私は昔の記憶をベースに考えている。そのせいで、たまに重大な齟齬が発生する。ここは現代日本ではない。ボタン一つで複製ができたり、技術がそこら辺に溢れていたりするところではないのだ。もっと違いに気をつけなくては。

『見積もりを作ります』とジャーファル様に言うしかなかった。

「あと、シノ、この報告書で偽造防止のために何種類かの方法を組み合わせたいと書いてありますが、透かしの他に何かありますか?」
「隠し文字とかもいいと思います。ぱっと見はただの線に見えるように、小さい文字でシンドリアと入れたり」

私は思い出した技術をジャーファル様に伝えるが、彼は微妙そうな顔をするばかりで。

「それ、知られるともう意味ないですよ?」
「そ、そこはそう簡単に真似できないよう、すごく小さな文字で…」

そんなことをするには言わずもがなコストがかかるわけで。言っていて自分の浅慮さに悔しくなった。

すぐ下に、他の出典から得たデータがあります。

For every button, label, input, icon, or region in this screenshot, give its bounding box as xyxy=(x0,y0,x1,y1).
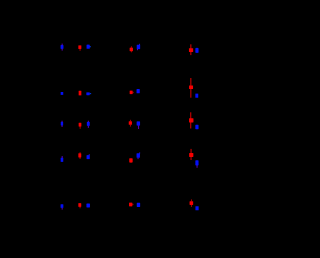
molecule 14: atom N1 xyxy=(137,203,140,207)
molecule 2: atom O1 xyxy=(130,46,133,52)
molecule 7: atom N2 xyxy=(87,121,90,128)
molecule 10: atom N1 xyxy=(61,156,64,162)
molecule 5: atom N1 xyxy=(137,89,140,93)
molecule 3: bond C=O (red half) xyxy=(190,44,191,55)
molecule 9: atom N1 xyxy=(195,125,198,130)
molecule 2: atom N1 xyxy=(137,44,140,50)
molecule 10: atom O1 xyxy=(78,152,81,159)
molecule 10: atom N2 xyxy=(87,154,90,159)
molecule 12: atom N1 xyxy=(195,160,198,168)
molecule 1: atom N2 xyxy=(87,45,91,49)
molecule 12: bond C=O (red half) xyxy=(191,149,192,160)
molecule 4: atom N1 xyxy=(61,92,64,95)
molecule 11: atom N1 xyxy=(137,152,141,159)
molecule 3: atom N1 xyxy=(195,48,198,53)
molecule 4: atom O1 xyxy=(79,91,82,96)
molecule 9: atom O1 xyxy=(189,118,193,122)
molecule 7: atom O1 xyxy=(79,123,82,129)
molecule 6: atom O1 xyxy=(189,86,193,90)
molecule 1: atom N1 xyxy=(61,44,64,51)
molecule 4: atom N2 xyxy=(86,92,91,95)
molecule 13: atom N2 xyxy=(86,204,90,208)
molecule 6: bond O-C=O (red halves) xyxy=(190,78,191,98)
molecule 12: atom O1 xyxy=(189,153,193,157)
molecule 13: atom N1 xyxy=(61,204,64,209)
molecule 9: bond C=O (red half) xyxy=(190,112,191,128)
molecule 13: atom O1 xyxy=(78,203,81,208)
molecule 11: atom O1 xyxy=(129,158,132,162)
molecule 7: atom N1 xyxy=(61,121,63,127)
molecule 1: atom O1 xyxy=(78,45,81,50)
molecule 15: atom O1 xyxy=(190,199,194,207)
molecule 6: atom N1 xyxy=(195,94,198,98)
molecule 8: atom N1 xyxy=(137,121,140,129)
molecule 15: atom N1 xyxy=(195,206,198,210)
molecule 14: atom O1 xyxy=(129,203,133,207)
molecule 8: atom O1 xyxy=(129,120,132,127)
molecule 5: atom O1 xyxy=(130,91,134,95)
molecule 3: atom O1 xyxy=(189,48,193,52)
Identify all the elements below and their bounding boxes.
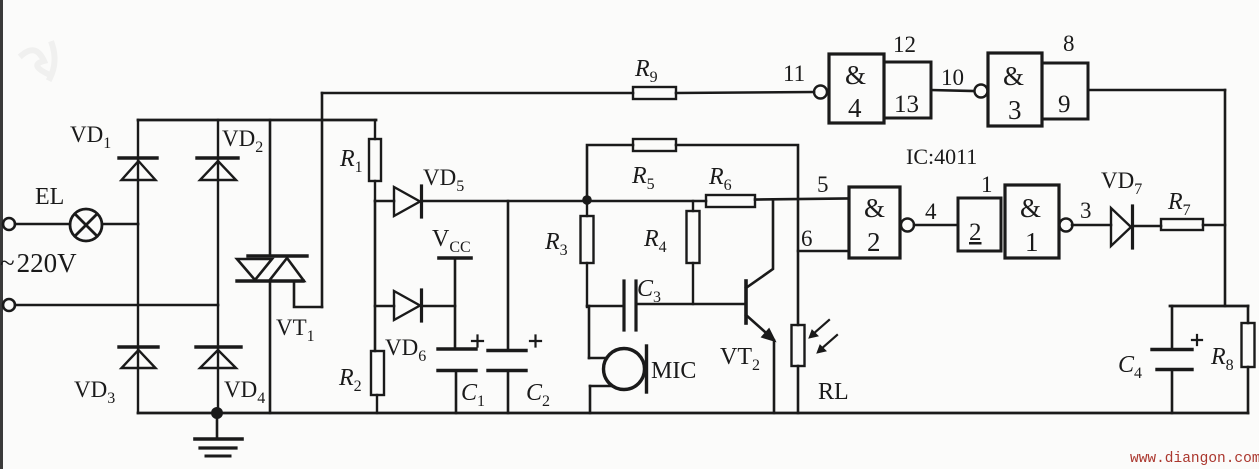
gate U1 (&1) xyxy=(1005,185,1073,258)
diode VD2 xyxy=(197,120,238,305)
resistor R5 xyxy=(633,139,676,151)
wire R5 branch left xyxy=(587,145,633,200)
pin box 13 xyxy=(884,62,931,118)
diode VD6 xyxy=(394,290,422,321)
svg-text:www.diangon.com: www.diangon.com xyxy=(1130,451,1259,467)
wire R6 to gate2 pin5 xyxy=(755,199,849,200)
svg-text:8: 8 xyxy=(1063,31,1075,56)
wire VD6 to Vcc rail xyxy=(422,305,455,308)
pin box 2 xyxy=(958,198,1001,251)
terminal lower xyxy=(3,299,15,311)
wire RL to bottom rail xyxy=(797,366,800,413)
node junction R3/R5 xyxy=(582,195,592,205)
wire pin 6 xyxy=(798,250,849,253)
resistor R3 xyxy=(581,201,594,307)
wire VD7 to R7 xyxy=(1134,225,1161,228)
ground xyxy=(195,413,242,456)
svg-text:10: 10 xyxy=(941,65,964,90)
gate U3 (&3) xyxy=(975,53,1043,126)
svg-text:13: 13 xyxy=(894,91,919,118)
diode VD4 xyxy=(196,305,241,413)
wire terminal to lamp xyxy=(15,223,70,226)
svg-text:&: & xyxy=(1003,61,1024,91)
wire pin 3 xyxy=(1072,224,1111,227)
svg-text:1: 1 xyxy=(981,172,993,197)
resistor R1 xyxy=(369,120,381,201)
svg-text:1: 1 xyxy=(1025,227,1039,257)
svg-text:2: 2 xyxy=(867,227,881,257)
svg-text:RL: RL xyxy=(818,379,849,405)
svg-text:2: 2 xyxy=(969,219,982,246)
wire R5 branch right xyxy=(676,145,798,325)
left vertical R1-VD6-R2 chain xyxy=(374,201,377,351)
wire lower terminal to bridge node B xyxy=(15,304,218,307)
capacitor C3 xyxy=(587,281,746,330)
capacitor C4 xyxy=(1152,306,1202,413)
wire R7 to right riser xyxy=(1203,224,1225,227)
diode VD7 xyxy=(1111,206,1133,248)
resistor R7 xyxy=(1161,219,1203,230)
diode VD1 xyxy=(119,120,157,224)
diode VD5 xyxy=(394,186,422,217)
wire top line gate riser to R9 xyxy=(322,92,633,95)
triac VT1 xyxy=(237,120,322,413)
bottom rail xyxy=(138,412,1248,415)
resistor R2 xyxy=(371,351,384,413)
svg-text:MIC: MIC xyxy=(651,358,696,384)
svg-text:4: 4 xyxy=(848,93,862,123)
wire R9 to gate4 pin11 xyxy=(676,92,814,93)
svg-text:&: & xyxy=(864,193,885,223)
diode VD3 xyxy=(119,224,158,413)
photoresistor RL xyxy=(792,320,838,366)
top DC rail xyxy=(138,119,376,122)
svg-text:9: 9 xyxy=(1058,91,1071,118)
gate U4 (&4) xyxy=(814,54,884,123)
svg-text:&: & xyxy=(845,60,866,90)
svg-text:11: 11 xyxy=(783,61,805,86)
wire lamp to bridge node A xyxy=(102,223,138,226)
wire main Vdd line VD5 to R6 xyxy=(423,200,706,203)
resistor R4 xyxy=(687,201,700,304)
capacitor C1 xyxy=(438,336,483,414)
svg-text:3: 3 xyxy=(1080,198,1092,223)
wire pin 4 xyxy=(914,224,958,227)
wire to VD5 xyxy=(375,200,394,203)
svg-text:5: 5 xyxy=(817,172,829,197)
pin box 9 xyxy=(1042,63,1088,119)
svg-text:~220V: ~220V xyxy=(0,248,77,278)
transistor VT2 xyxy=(746,201,775,413)
gate U2 (&2) xyxy=(849,187,914,258)
svg-text:12: 12 xyxy=(893,32,916,57)
wire triac gate riser xyxy=(321,93,324,307)
wire right riser xyxy=(1224,90,1227,306)
wire VD6 stub xyxy=(375,305,394,308)
svg-text:3: 3 xyxy=(1008,95,1022,125)
Vcc symbol xyxy=(439,258,471,347)
wire gate3 output to right xyxy=(1088,89,1225,92)
svg-text:4: 4 xyxy=(925,199,937,224)
svg-text:EL: EL xyxy=(35,184,64,210)
resistor R8 xyxy=(1242,306,1255,413)
wire RC network top xyxy=(1170,305,1248,308)
wire pin 10 xyxy=(931,90,974,91)
terminal upper xyxy=(3,218,15,230)
ground junction xyxy=(211,407,223,419)
svg-text:6: 6 xyxy=(801,226,813,251)
svg-text:&: & xyxy=(1020,193,1041,223)
lamp EL xyxy=(70,209,102,241)
capacitor C2 xyxy=(488,201,541,413)
resistor R9 xyxy=(633,87,676,99)
microphone MIC xyxy=(589,306,647,413)
resistor R6 xyxy=(706,195,755,207)
svg-text:IC:4011: IC:4011 xyxy=(906,144,977,169)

再び『見積もりを作ります』と繰り返す私にジャーファル様は頷くだけだった。

提出した報告書を今すぐ取り返し訂正したくなった。全然ダメだ。それがジャーファル様にも分かっているのか、何も言われなかった。それがありがたくもあり、悔しくもあった。

この後、すぐ打合せはお開きとなった。話せる部分がなかったからだ。

「あまり気負わないでくださいね」

ジャーファル様は私を気遣うように見ているが、私はその視線に『はい』と答えるだけだった。各関係者との第1回検討会議は来月、月末精算明けだ。それまでに何とかしなくては。

「シノ、偽造防止技術に関しては私も考えておきますから、あなたは概要作りに今は専念してください。関係者が顔を合わせる初めての検討会議は大枠を伝えることが重要です。あと、最初に言った流通に関してもちゃんと考えておくのですよ」
「分かりました。でも、偽造防止って一番重要なところですよね」

ここがしっかりしてないと検討会議で一蹴されてしまう。私はジャーファル様の言葉に頷きながらも、意識はどのように偽造防止をするかを考えていた。

だから、そんな私を見てジャーファル様が眉をひそめていたことに気づきもしなかった。